A PHP script to automatically pull from a repository to a web server (using a webhook on GitHub, GitLab, or Bitbucket).
You can configure which branch this script pulls from. This script is useful for both development and production servers.
Generate an SSH key and add it to your account so that git pull
can be run without a password.
Copy the git-deploy folder and its contents in to your public folder (typically public_html). Note that you can change the name of the folder if desired.
Rename git-deploy/deploy.sample.php to git-deploy/deploy.php, and update each variable to a value that suits your needs. Multiple copies of git-deploy/deploy.sample.php can be made for multiple projects or versions (you just need to change the webhook url to match the new name). An example of a live configuration is below.
define("TOKEN", "secret-token");
define("REMOTE_REPOSITORY", "git@github.com:username/custom-project.git");
define("DIR", "/var/www/vhosts/repositories/custom-project");
define("BRANCH", "refs/heads/master");
define("LOGFILE", "deploy.log");
define("GIT", "/usr/bin/git");
define("MAX_EXECUTION_TIME", 180);
define("BEFORE_PULL", "/usr/bin/git reset --hard @{u}");
define("AFTER_PULL", "/usr/bin/node ./node_modules/gulp/bin/gulp.js default");
When deploy.php is called by the web-hook, the webserver user (www
, www-data
, apache
, etc...) will attempt to run git pull ...
. Since you probably cloned into the repository as yourself, and your user therefore owns it, the webserver user needs to be given write access. It is suggested this be accomplished by changing the repository group to the webserver user's and giving the group write permissions:
- Open a terminal to the directory containing the repository on the server.
- run
sudo chown -R $USER:webserverusername custom-project-repo-dir/.git/
to change the group of the repo. - run
sudo chmod -R g+s custom-project-repo-dir/.git/
to make the group assignment inherited for new files/dirs. - run
sudo chmod -R 775 custom-project-repo-dir/.git/
to set read & write for both owner and group.

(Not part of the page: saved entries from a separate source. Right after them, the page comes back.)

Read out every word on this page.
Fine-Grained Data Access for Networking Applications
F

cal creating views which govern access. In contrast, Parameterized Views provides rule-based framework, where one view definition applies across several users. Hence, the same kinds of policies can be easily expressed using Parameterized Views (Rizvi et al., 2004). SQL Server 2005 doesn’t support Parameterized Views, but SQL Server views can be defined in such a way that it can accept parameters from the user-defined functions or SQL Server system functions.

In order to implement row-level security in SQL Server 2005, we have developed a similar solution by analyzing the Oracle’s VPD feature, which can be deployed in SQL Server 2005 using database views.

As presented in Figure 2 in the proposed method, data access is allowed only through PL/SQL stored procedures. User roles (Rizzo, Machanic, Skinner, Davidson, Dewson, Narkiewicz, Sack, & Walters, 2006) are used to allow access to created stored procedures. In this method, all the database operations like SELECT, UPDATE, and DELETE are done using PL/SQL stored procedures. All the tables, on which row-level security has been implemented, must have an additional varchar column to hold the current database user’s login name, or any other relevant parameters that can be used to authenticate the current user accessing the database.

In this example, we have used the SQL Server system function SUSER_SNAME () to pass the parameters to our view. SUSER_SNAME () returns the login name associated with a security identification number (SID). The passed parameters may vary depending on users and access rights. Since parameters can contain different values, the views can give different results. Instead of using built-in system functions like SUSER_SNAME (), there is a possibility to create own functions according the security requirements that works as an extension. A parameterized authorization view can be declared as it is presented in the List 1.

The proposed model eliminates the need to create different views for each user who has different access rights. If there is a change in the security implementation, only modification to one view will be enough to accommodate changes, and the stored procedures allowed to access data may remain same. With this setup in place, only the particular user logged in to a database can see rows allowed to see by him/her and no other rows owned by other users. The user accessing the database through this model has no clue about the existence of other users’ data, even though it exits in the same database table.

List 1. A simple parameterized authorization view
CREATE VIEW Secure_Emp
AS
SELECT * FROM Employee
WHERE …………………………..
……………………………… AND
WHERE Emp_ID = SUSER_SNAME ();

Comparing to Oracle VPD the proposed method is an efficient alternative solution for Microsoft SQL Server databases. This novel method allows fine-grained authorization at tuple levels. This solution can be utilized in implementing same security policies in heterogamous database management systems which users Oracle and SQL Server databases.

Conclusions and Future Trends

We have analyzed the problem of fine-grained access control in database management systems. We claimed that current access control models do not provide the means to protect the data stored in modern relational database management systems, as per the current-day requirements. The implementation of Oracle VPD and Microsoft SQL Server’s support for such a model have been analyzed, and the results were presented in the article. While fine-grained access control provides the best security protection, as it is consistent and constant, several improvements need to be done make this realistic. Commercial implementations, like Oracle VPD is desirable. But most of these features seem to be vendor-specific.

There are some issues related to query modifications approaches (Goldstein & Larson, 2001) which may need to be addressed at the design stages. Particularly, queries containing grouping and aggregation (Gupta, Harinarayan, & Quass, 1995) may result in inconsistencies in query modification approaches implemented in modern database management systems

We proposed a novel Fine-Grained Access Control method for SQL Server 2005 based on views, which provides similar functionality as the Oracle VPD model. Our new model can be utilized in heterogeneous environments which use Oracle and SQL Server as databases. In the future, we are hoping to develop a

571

In your repository, navigate to Settings → Webhooks → Add webhook, and use the following settings:
- Payload URL: https://www.yoursite.com/git-deploy/deploy.php
- Content type: application/json
- Secret: The value of TOKEN in config.php
- Which events would you like to trigger this webhook?: 🔘 Just the push event
- Active: ☑️
Click "Add webhook" to save your settings, and the script should start working.
In your repository, navigate to Settings → Integrations, and use the following settings:
- URL: https://www.yoursite.com/git-deploy/deploy.php
- Secret Token: The value of TOKEN in config.php
- Trigger: ☑️ Push events
- Enable SSL verification: ☑️ (only if using SSL, see GitLab's documentation for more details)
Click "Add webhook" to save your settings, and the script should start working.
In your repository, navigate to Settings → Webhooks → Add webhook, and use the following settings:
- Title: git-deploy
- URL: https://www.yoursite.com/git-deploy/deploy.php?token=secret-token
- Active: ☑️
- SSL / TLS: ⬜ Skip certificate verification (only if using SSL, see Bitbucket's documentation for more details)
- Triggers: 🔘 Repository push
Click "Save" to save your settings, and the script should start working.
If you'd prefer to integrate git-deploy with your CI scripts rather than using traditional Webhooks, you can trigger the hook via the following wget
command.
wget --quiet --output-document=- --content-on-error --header="Content-Type: application/json" --post-data='{"ref":"refs/heads/master"}' 'https://www.example.com/git-deploy/deploy.php?token=secret-token'
Additionally, you can add the parameters sha=COMMIT_HASH
and reset=true
to the URL in order to instruct git-deploy to reset to a specific commit. Note that this will overwrite any local changes you may have made. This can be useful for integration with things like GitLab's Environments feature.